Topics in Literature and Society:Writing Sexual Nonconformity
People have often developed their styles of sexual being in active conjunction with reading literature. In the simplest sense, some people awaken to the personal possibility or urgency of sexual nonconformity as a result of encountering literary depictions of erotic difference. For instance, many readers have found in the poetry of Walt Whitman a liberating sense of sexual freedom. But there are other similar cases of readers finding in literary works--from the classical past, from romantic poetry, from contemporary fiction--an emboldening sense of the possibility of sexual self-fashioning, and courage to resist the coercions of "normality," or the constraints of sexual "identity" per se.

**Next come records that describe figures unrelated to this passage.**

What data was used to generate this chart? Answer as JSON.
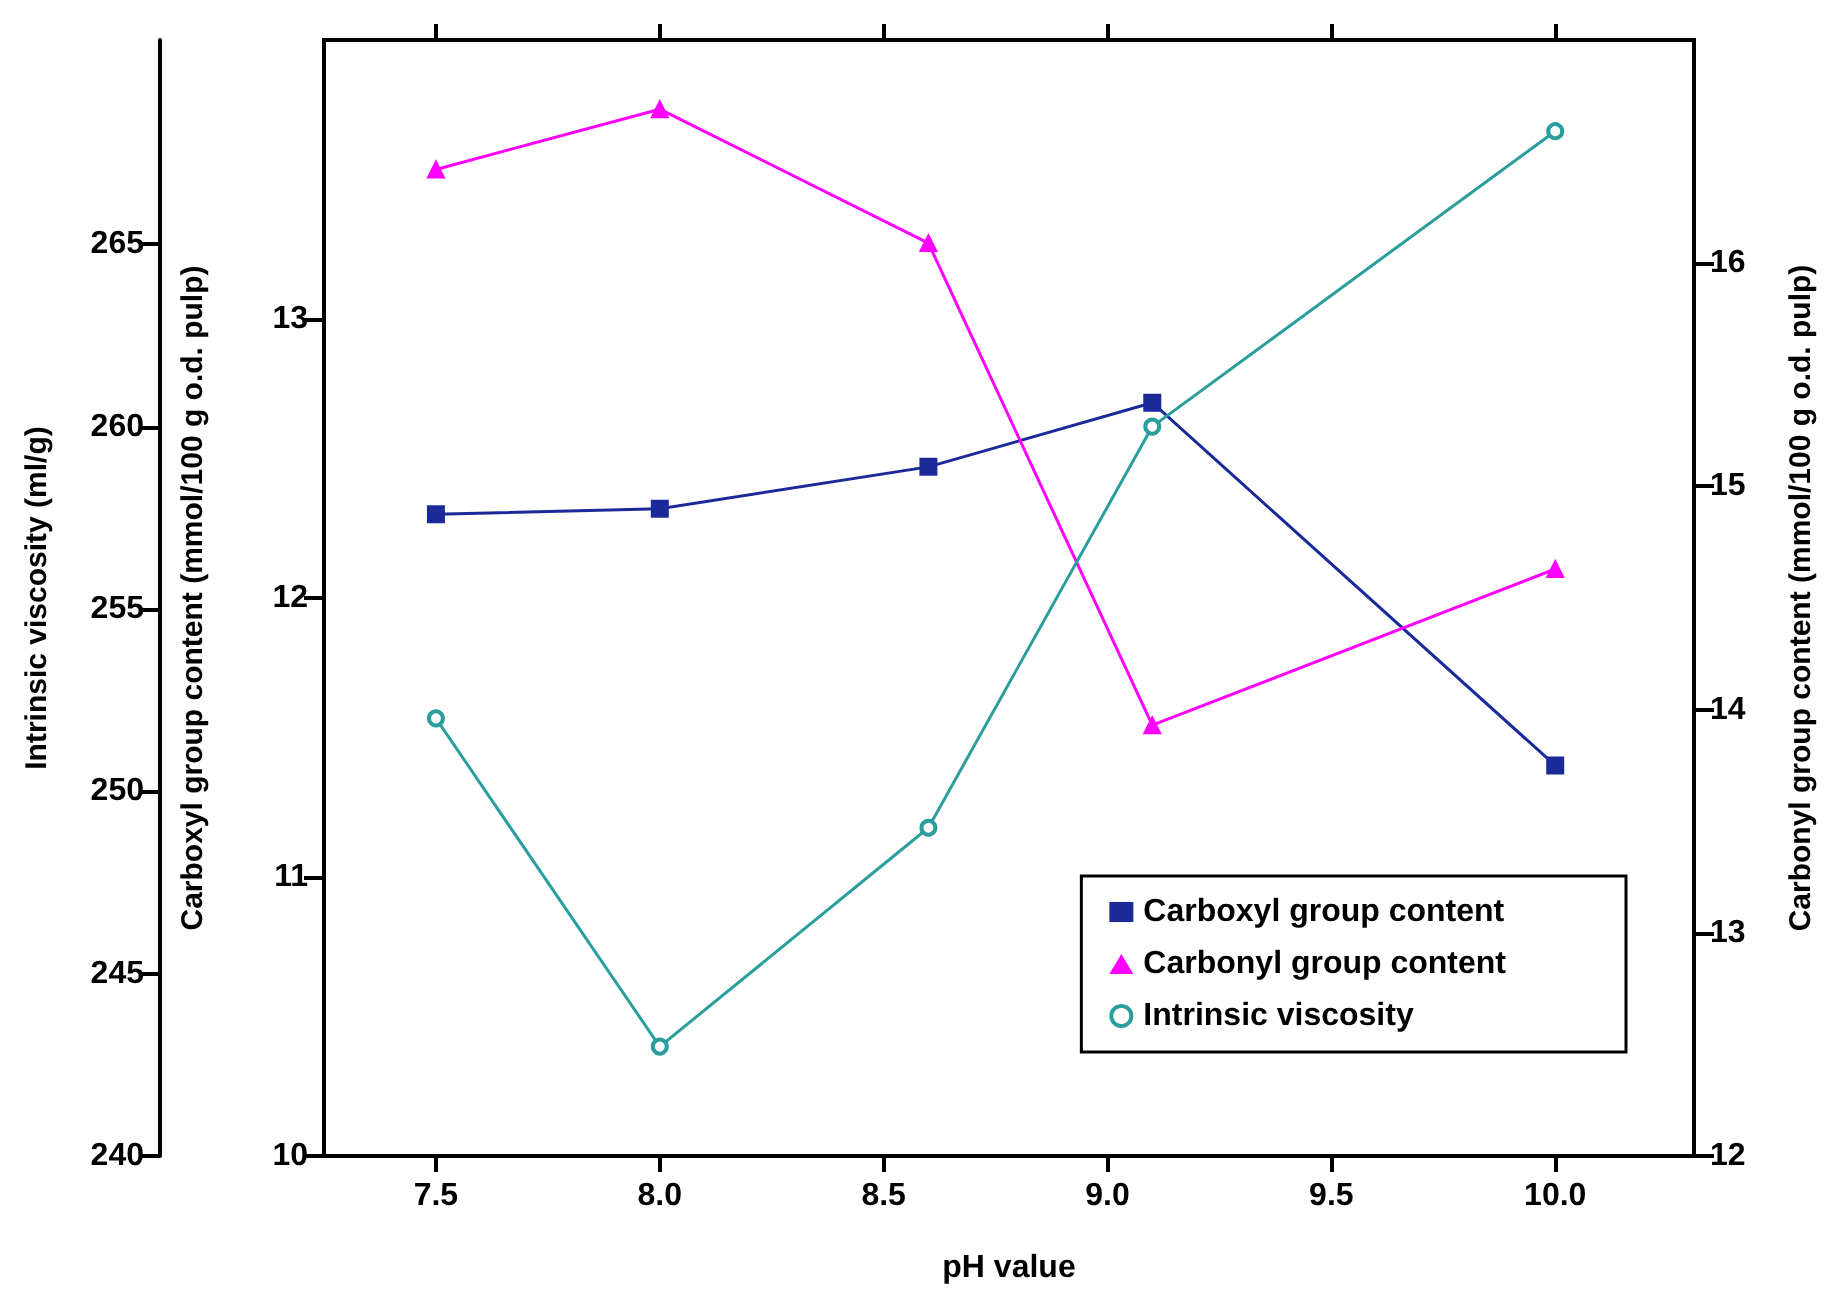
{
  "chart_data": {
    "type": "line",
    "x": [
      7.5,
      8.0,
      8.6,
      9.1,
      10.0
    ],
    "xlabel": "pH value",
    "ylabel": "Carboxyl group content (mmol/100 g o.d. pulp)",
    "y2label": "Carbonyl group content (mmol/100 g o.d. pulp)",
    "y3label": "Intrinsic viscosity (ml/g)",
    "xlim": [
      7.25,
      10.31
    ],
    "xticks": [
      {
        "value": 7.5,
        "label": "7.5"
      },
      {
        "value": 8.0,
        "label": "8.0"
      },
      {
        "value": 8.5,
        "label": "8.5"
      },
      {
        "value": 9.0,
        "label": "9.0"
      },
      {
        "value": 9.5,
        "label": "9.5"
      },
      {
        "value": 10.0,
        "label": "10.0"
      }
    ],
    "ylim": [
      10,
      14
    ],
    "yticks": [
      10,
      11,
      12,
      13
    ],
    "y2lim": [
      12,
      17
    ],
    "y2ticks": [
      12,
      13,
      14,
      15,
      16
    ],
    "y3lim": [
      240,
      270.6
    ],
    "y3ticks": [
      240,
      245,
      250,
      255,
      260,
      265
    ],
    "series": [
      {
        "name": "Carboxyl group content",
        "color": "#1a2a99",
        "marker": "square",
        "values": [
          12.3,
          12.32,
          12.47,
          12.7,
          11.4
        ]
      },
      {
        "name": "Carbonyl group content",
        "color": "#ff00ff",
        "marker": "triangle",
        "axis": "y2",
        "values": [
          16.42,
          16.69,
          16.09,
          13.93,
          14.63
        ]
      },
      {
        "name": "Intrinsic viscosity",
        "color": "#2a9d9d",
        "marker": "circle",
        "axis": "y3",
        "values": [
          252.0,
          243.0,
          249.0,
          260.0,
          268.1
        ]
      }
    ],
    "grid": false,
    "legend": "bottom right",
    "line_style": "solid"
  }
}
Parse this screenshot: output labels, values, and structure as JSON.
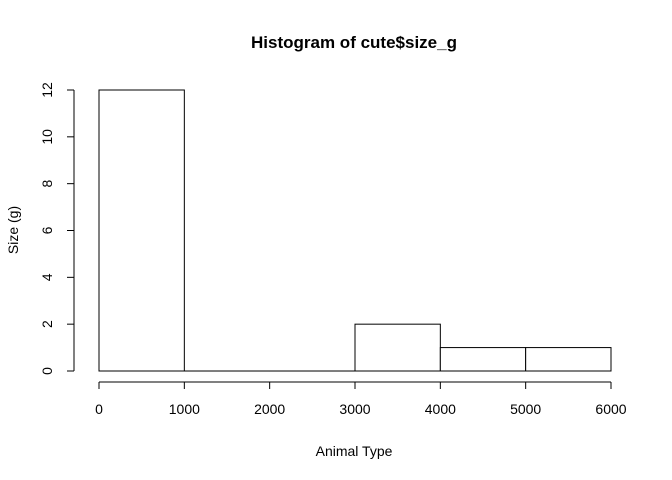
{
  "chart_data": {
    "type": "bar",
    "title": "Histogram of cute$size_g",
    "xlabel": "Animal Type",
    "ylabel": "Size (g)",
    "bins": [
      {
        "start": 0,
        "end": 1000,
        "value": 12
      },
      {
        "start": 1000,
        "end": 2000,
        "value": 0
      },
      {
        "start": 2000,
        "end": 3000,
        "value": 0
      },
      {
        "start": 3000,
        "end": 4000,
        "value": 2
      },
      {
        "start": 4000,
        "end": 5000,
        "value": 1
      },
      {
        "start": 5000,
        "end": 6000,
        "value": 1
      }
    ],
    "xlim": [
      0,
      6000
    ],
    "ylim": [
      0,
      12
    ],
    "x_ticks": [
      "0",
      "1000",
      "2000",
      "3000",
      "4000",
      "5000",
      "6000"
    ],
    "y_ticks": [
      "0",
      "2",
      "4",
      "6",
      "8",
      "10",
      "12"
    ],
    "grid": false,
    "legend": "none"
  }
}
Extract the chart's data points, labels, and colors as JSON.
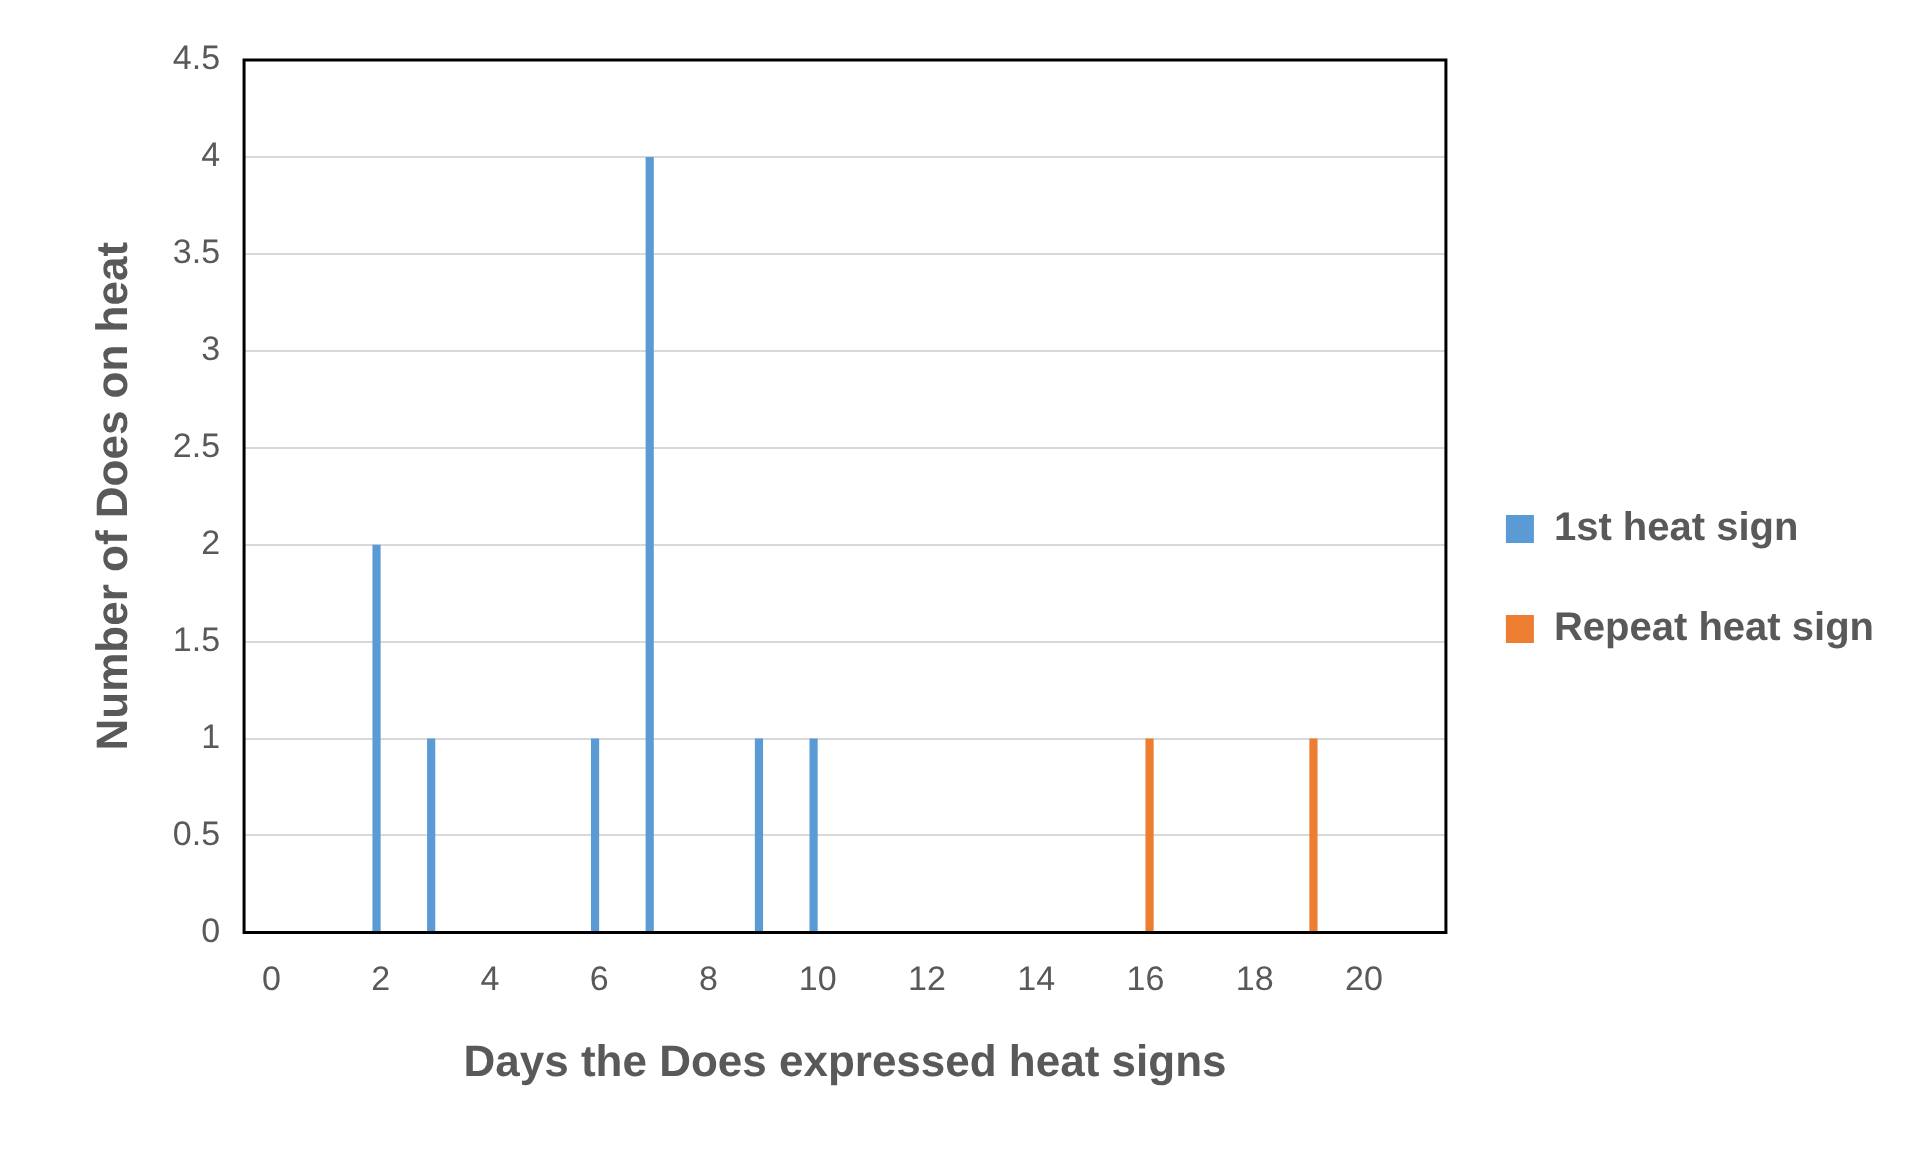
{
  "chart_data": {
    "type": "bar",
    "xlabel": "Days the Does expressed heat signs",
    "ylabel": "Number of Does on heat",
    "categories": [
      "0",
      null,
      "2",
      null,
      "4",
      null,
      "6",
      null,
      "8",
      null,
      "10",
      null,
      "12",
      null,
      "14",
      null,
      "16",
      null,
      "18",
      null,
      "20",
      null
    ],
    "series": [
      {
        "name": "1st heat sign",
        "color": "#5b9bd5",
        "values": [
          0,
          0,
          2,
          1,
          0,
          0,
          1,
          4,
          0,
          1,
          1,
          0,
          0,
          0,
          0,
          0,
          0,
          0,
          0,
          0,
          0,
          0
        ]
      },
      {
        "name": "Repeat heat sign",
        "color": "#ed7d31",
        "values": [
          0,
          0,
          0,
          0,
          0,
          0,
          0,
          0,
          0,
          0,
          0,
          0,
          0,
          0,
          0,
          0,
          1,
          0,
          0,
          1,
          0,
          0
        ]
      }
    ],
    "ylim": [
      0,
      4.5
    ],
    "yticks": [
      0,
      0.5,
      1,
      1.5,
      2,
      2.5,
      3,
      3.5,
      4,
      4.5
    ],
    "grid": "y",
    "legend": "right"
  }
}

What do the so-called "perversions" (e.g., homosexuality, heterosexuality) owe to literature? What is literary about being queer?
This course will be both a general introduction to the field of gay/lesbian/queer literary studies and a specific investigation of the intimate and vexed relationships between writing, reading, and sexual identity. We will probably read some notable works from the literary past (perhaps Plato, Whitman, Melville, Freud) along with particular accounts of how readers have used these works to fashion their own sexualities. We will also read some basic works of contemporary queer theory, including Michel Foucault's *History of Sexuality* and Eve Kosofsky Sedgwick's *Epistemology of the Closet*. In addition, we will study a variety of fictional and non-fictional texts (perhaps Henry James, Blair Niles, Henry Blake Fuller, Dawn Powell, James Baldwin, Reinaldo Arenas, Hilton Als) that place the historical emergence of dissident sexualities in various social, political, ethnic, racial, and class contexts. Our aim will be to understand how sexual orientation (or disorientation) is enmeshed with other social issues and categories.